世界で一番美しい映画を撮る監督と言っても決して言い過ぎではないテレンス・マリック監督(「天国の日々」/「シン・レッド・ライン」等)の最新作「The Tree of Life」の予告編が公開された。
本当は今年のカンヌに出展する予定だったらしいが、製作が長引いてしまった為、どうやら来年のカンヌの特別招待作品として上映されるようだ。主演はブラッド・ピット(本当はヒースレジャーが演じる予定だった)、共演はショーンペンと、人気と実力を兼ねそろえた2人なだけに結構期待させられる。
予告を見ただけでハッキリと分かる物語ではないようだ。色々と調べたが、謎に包まれた作品だ。インタビューでブラットピットが少しだけしゃべっていたところだけ抜粋すると、
これは父と子の物語。1950年代に生まれた子供が優しさを絵に描いたような母親と、それと正反対の暴力的な父との間で育てられ、少年はどちらの人間になりたいのか考え始める。
あくまでこれは物語の一部に過ぎず、宇宙の壮大な物語と並列したりして、SF的要素も絡んでくるという。なんとも哲学的な物語になりそうだ。「2001年宇宙の旅」へのオマージュなのではないかと思えてならない。
因みに、タイトルのtree of lifeとは生命の木という意味を持つ。
旧約聖書の「創世記」中に出てくるエデンの園をご存知だろうか?この世界の理想郷の事であり、アダムとイヴがここを管理していた。エデンの中心に善悪の知恵の木と生命の木が植えられていた。善悪の知恵の木に生えている実を食べてはならぬと言われていたのに、イヴはその約束を破り食べてしまう。そして、2人は楽園を追放される。
ほとんどの人が聞いたことあるお話だと思う。個人的にはここで描かれている生命の木が映画とリンクしてくるだろうと踏んでいる。だから間違いなく予習しておいて損はない!
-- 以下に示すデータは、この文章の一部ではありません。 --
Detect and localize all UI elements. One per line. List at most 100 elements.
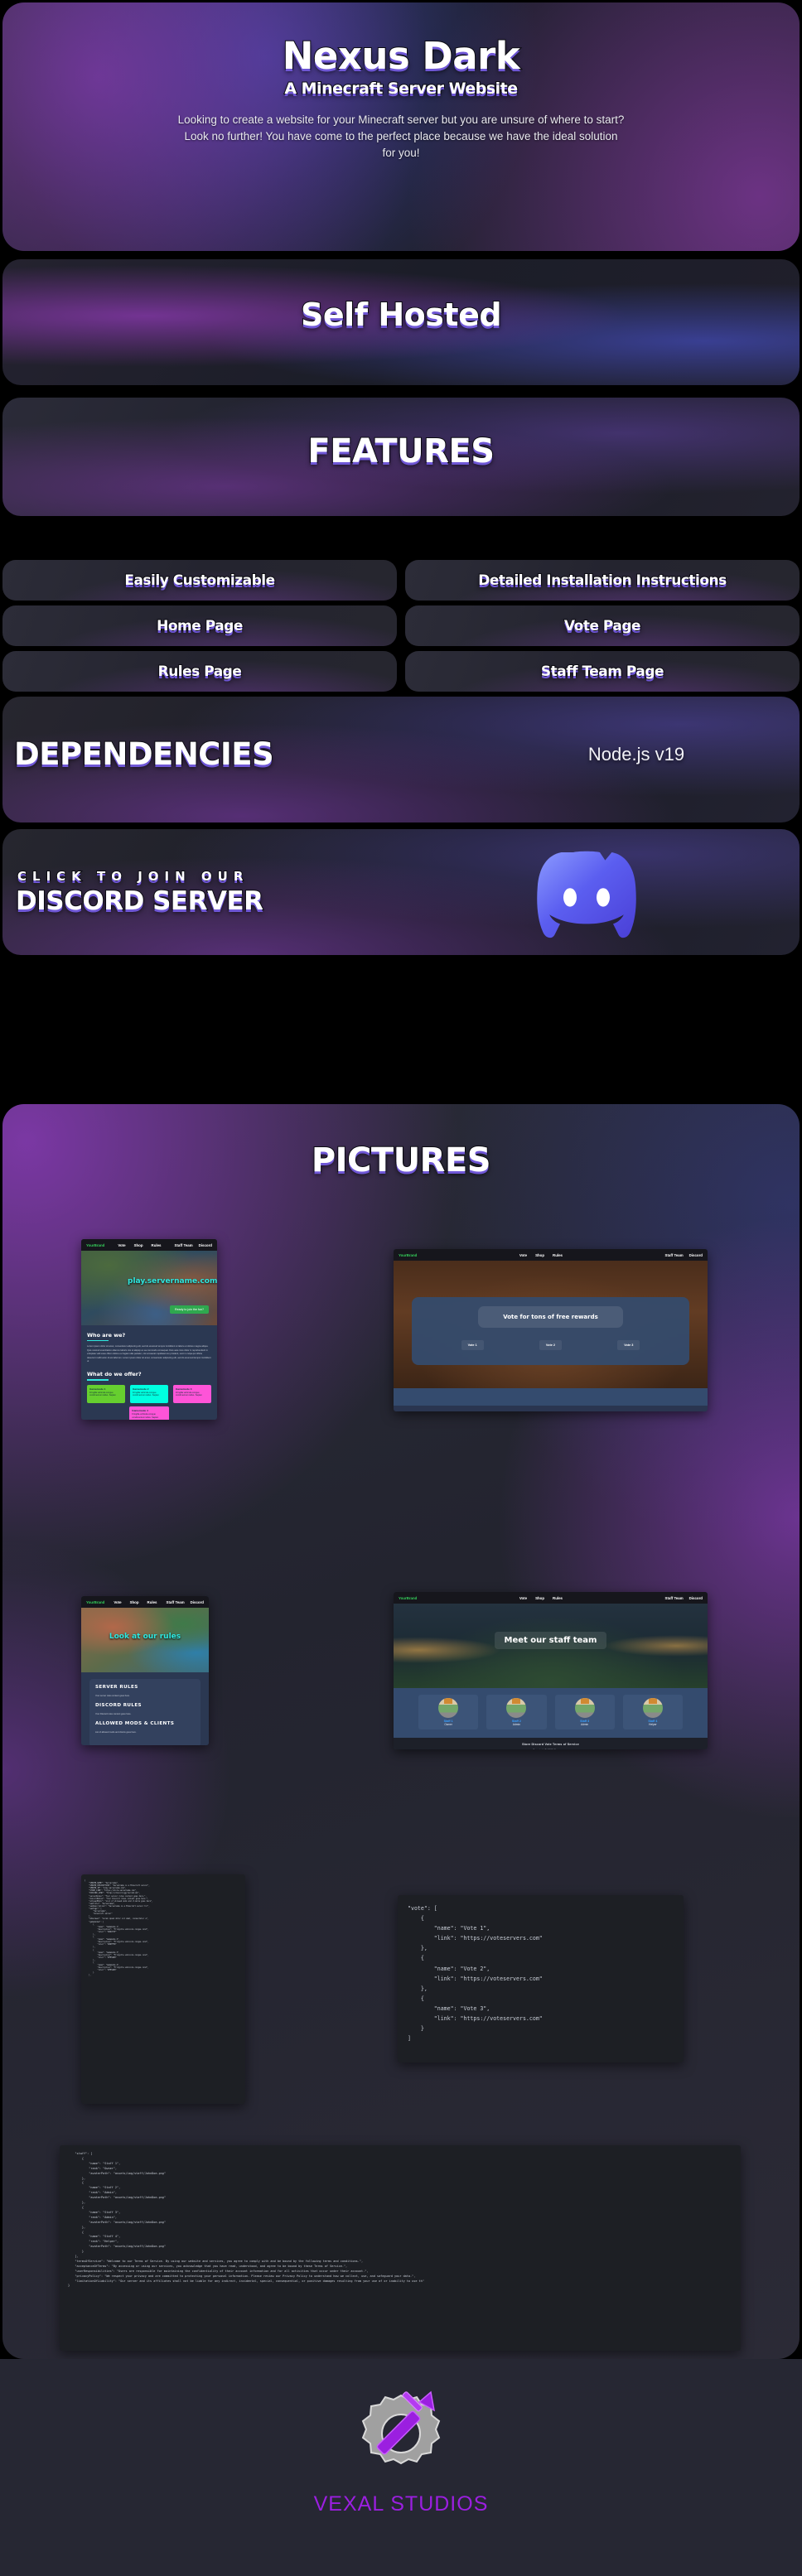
gamemode-name: Gamemode 1 (89, 1387, 106, 1391)
heading-underline (87, 1379, 109, 1381)
rules-section-heading: SERVER RULES (95, 1685, 138, 1690)
mini-nav-shop: Shop (535, 1252, 545, 1257)
mini-nav: YourBrand Vote Shop Rules Staff Team Dis… (394, 1249, 708, 1261)
screenshot-staff-tos-json[interactable]: "staff": [ { "name": "Staff 1", "rank": … (60, 2145, 741, 2351)
server-ip-text: play.servername.com (128, 1277, 217, 1286)
gamemode-card: Gamemode 4 Fringilla vehicula congue con… (129, 1406, 169, 1420)
page-subtitle: A Minecraft Server Website (283, 79, 519, 99)
gamemode-row-1: Gamemode 1 Fringilla vehicula congue con… (87, 1384, 211, 1403)
mini-nav-shop: Shop (133, 1242, 143, 1247)
vote-button-2: Vote 2 (539, 1340, 563, 1350)
vote-buttons: Vote 1 Vote 2 Vote 3 (412, 1340, 689, 1350)
join-cta-button: Ready to join the fun? (170, 1305, 209, 1314)
self-hosted-title: Self Hosted (300, 296, 503, 334)
vote-card: Vote for tons of free rewards Vote 1 Vot… (412, 1297, 689, 1365)
discord-icon (508, 846, 665, 945)
gamemode-description: Fringilla vehicula congue condimentum te… (132, 1413, 159, 1419)
gamemode-card: Gamemode 2 Fringilla vehicula congue con… (130, 1384, 168, 1403)
avatar (574, 1698, 595, 1718)
avatar (438, 1698, 459, 1718)
mini-nav: YourBrand Vote Shop Rules Staff Team Dis… (394, 1592, 708, 1604)
hero-description: Looking to create a website for your Min… (177, 113, 625, 159)
mini-nav-staff-team: Staff Team (166, 1599, 185, 1604)
mini-nav-vote: Vote (118, 1242, 126, 1247)
home-hero-banner: play.servername.com Ready to join the fu… (81, 1251, 217, 1325)
screenshot-staff-page[interactable]: YourBrand Vote Shop Rules Staff Team Dis… (394, 1592, 708, 1749)
staff-card: Staff 3 Admin (554, 1695, 615, 1729)
staff-rank: Owner (444, 1723, 452, 1726)
screenshot-home-page[interactable]: YourBrand Vote Shop Rules Staff Team Dis… (81, 1239, 217, 1420)
mini-nav-staff-team: Staff Team (174, 1242, 193, 1247)
heading-underline (87, 1340, 109, 1342)
mini-nav-rules: Rules (553, 1595, 563, 1600)
vote-json-code: "vote": [ { "name": "Vote 1", "link": "h… (408, 1905, 543, 2043)
feature-label: Vote Page (563, 617, 642, 635)
home-body: Who are we? Lorem ipsum dolor sit amet, … (81, 1325, 217, 1420)
dependencies-heading: DEPENDENCIES (13, 736, 275, 773)
rules-card: SERVER RULES Your server rules content g… (89, 1679, 200, 1745)
staff-card: Staff 2 Admin (486, 1695, 547, 1729)
discord-join-banner[interactable]: CLICK TO JOIN OUR DISCORD SERVER (2, 829, 800, 955)
mini-nav-rules: Rules (151, 1242, 162, 1247)
mini-nav-brand: YourBrand (86, 1599, 105, 1604)
screenshot-vote-page[interactable]: YourBrand Vote Shop Rules Staff Team Dis… (394, 1249, 708, 1411)
mini-nav-vote: Vote (114, 1599, 122, 1604)
vote-hero-background: Vote for tons of free rewards Vote 1 Vot… (394, 1261, 708, 1388)
rules-section-body: Your Discord rules content goes here. (95, 1713, 132, 1715)
feature-card-detailed-installation-instructions[interactable]: Detailed Installation Instructions (405, 560, 800, 601)
site-footer: VEXAL STUDIOS (0, 2359, 802, 2576)
feature-label: Rules Page (157, 663, 243, 681)
screenshot-config-json[interactable]: { "SERVER_NAME": "Servername", "SERVER_D… (81, 1874, 245, 2104)
screenshot-rules-page[interactable]: YourBrand Vote Shop Rules Staff Team Dis… (81, 1596, 209, 1745)
staff-tos-json-code: "staff": [ { "name": "Staff 1", "rank": … (68, 2152, 424, 2288)
staff-rank: Admin (512, 1723, 520, 1726)
rules-section-heading: DISCORD RULES (95, 1703, 142, 1708)
mini-nav: YourBrand Vote Shop Rules Staff Team Dis… (81, 1596, 209, 1608)
mini-nav-discord: Discord (688, 1252, 703, 1257)
features-heading-banner: FEATURES (2, 398, 800, 516)
staff-card: Staff 4 Helper (622, 1695, 683, 1729)
gamemode-row-2: Gamemode 4 Fringilla vehicula congue con… (87, 1406, 211, 1420)
staff-hero-background: Meet our staff team (394, 1604, 708, 1688)
mini-site-footer: Store Discord Vote Terms of Service Copy… (394, 1738, 708, 1749)
staff-rank: Helper (649, 1723, 657, 1726)
feature-card-easily-customizable[interactable]: Easily Customizable (2, 560, 397, 601)
rules-body: SERVER RULES Your server rules content g… (81, 1672, 209, 1745)
gamemode-description: Fringilla vehicula congue condimentum te… (89, 1391, 116, 1397)
mini-nav-brand: YourBrand (399, 1252, 418, 1257)
vote-title: Vote for tons of free rewards (478, 1306, 623, 1328)
gamemode-description: Fringilla vehicula congue condimentum te… (133, 1391, 159, 1397)
gamemode-description: Fringilla vehicula congue condimentum te… (176, 1391, 202, 1397)
feature-label: Staff Team Page (540, 663, 665, 681)
mini-nav-vote: Vote (519, 1252, 528, 1257)
gamemode-name: Gamemode 4 (132, 1409, 148, 1412)
dependency-value: Node.js v19 (587, 744, 685, 765)
mini-nav-rules: Rules (553, 1252, 563, 1257)
landing-page: Nexus Dark A Minecraft Server Website Lo… (0, 0, 802, 2576)
mini-nav-staff-team: Staff Team (664, 1252, 684, 1257)
pictures-heading: PICTURES (311, 1141, 492, 1180)
staff-card: Staff 1 Owner (418, 1695, 479, 1729)
feature-card-staff-team-page[interactable]: Staff Team Page (405, 651, 800, 692)
feature-card-home-page[interactable]: Home Page (2, 605, 397, 646)
feature-label: Easily Customizable (123, 572, 276, 590)
mini-nav-shop: Shop (129, 1599, 139, 1604)
feature-label: Home Page (156, 617, 244, 635)
avatar (506, 1698, 527, 1718)
screenshot-vote-json[interactable]: "vote": [ { "name": "Vote 1", "link": "h… (398, 1895, 684, 2062)
discord-title: DISCORD SERVER (15, 885, 264, 917)
mini-nav-discord: Discord (688, 1595, 703, 1600)
mini-nav-brand: YourBrand (86, 1242, 105, 1247)
vote-button-1: Vote 1 (461, 1340, 484, 1350)
mini-nav: YourBrand Vote Shop Rules Staff Team Dis… (81, 1239, 217, 1251)
gamemode-card: Gamemode 1 Fringilla vehicula congue con… (87, 1384, 125, 1403)
avatar (642, 1698, 663, 1718)
staff-hero-title-wrap: Meet our staff team (394, 1632, 708, 1649)
rules-section-heading: ALLOWED MODS & CLIENTS (95, 1721, 175, 1726)
vote-button-3: Vote 3 (617, 1340, 640, 1350)
who-are-we-body: Lorem ipsum dolor sit amet, consectetur … (87, 1345, 211, 1363)
feature-card-vote-page[interactable]: Vote Page (405, 605, 800, 646)
rules-section-body: List of allowed mods and clients goes he… (95, 1731, 137, 1734)
who-are-we-heading: Who are we? (87, 1332, 126, 1339)
feature-card-rules-page[interactable]: Rules Page (2, 651, 397, 692)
もちろん、物語も木になるなる所だが、テレンス・マリックの映画は音声無しで見てもその映像美だけで圧倒されてしまう迫力がある。今回の作品では「ダークナイト」でも使用されたIMAXカメラが使われる。まさに鬼に金棒とはこの事である。
アメリカでは2011年5月27日から公開される。日本ではいつ公開されることやらか。とにかく、ヒットするとかしないとかはもはやどうでもいいとして、映画史に残る傑作になる事を期待させる予告であった事には間違いない。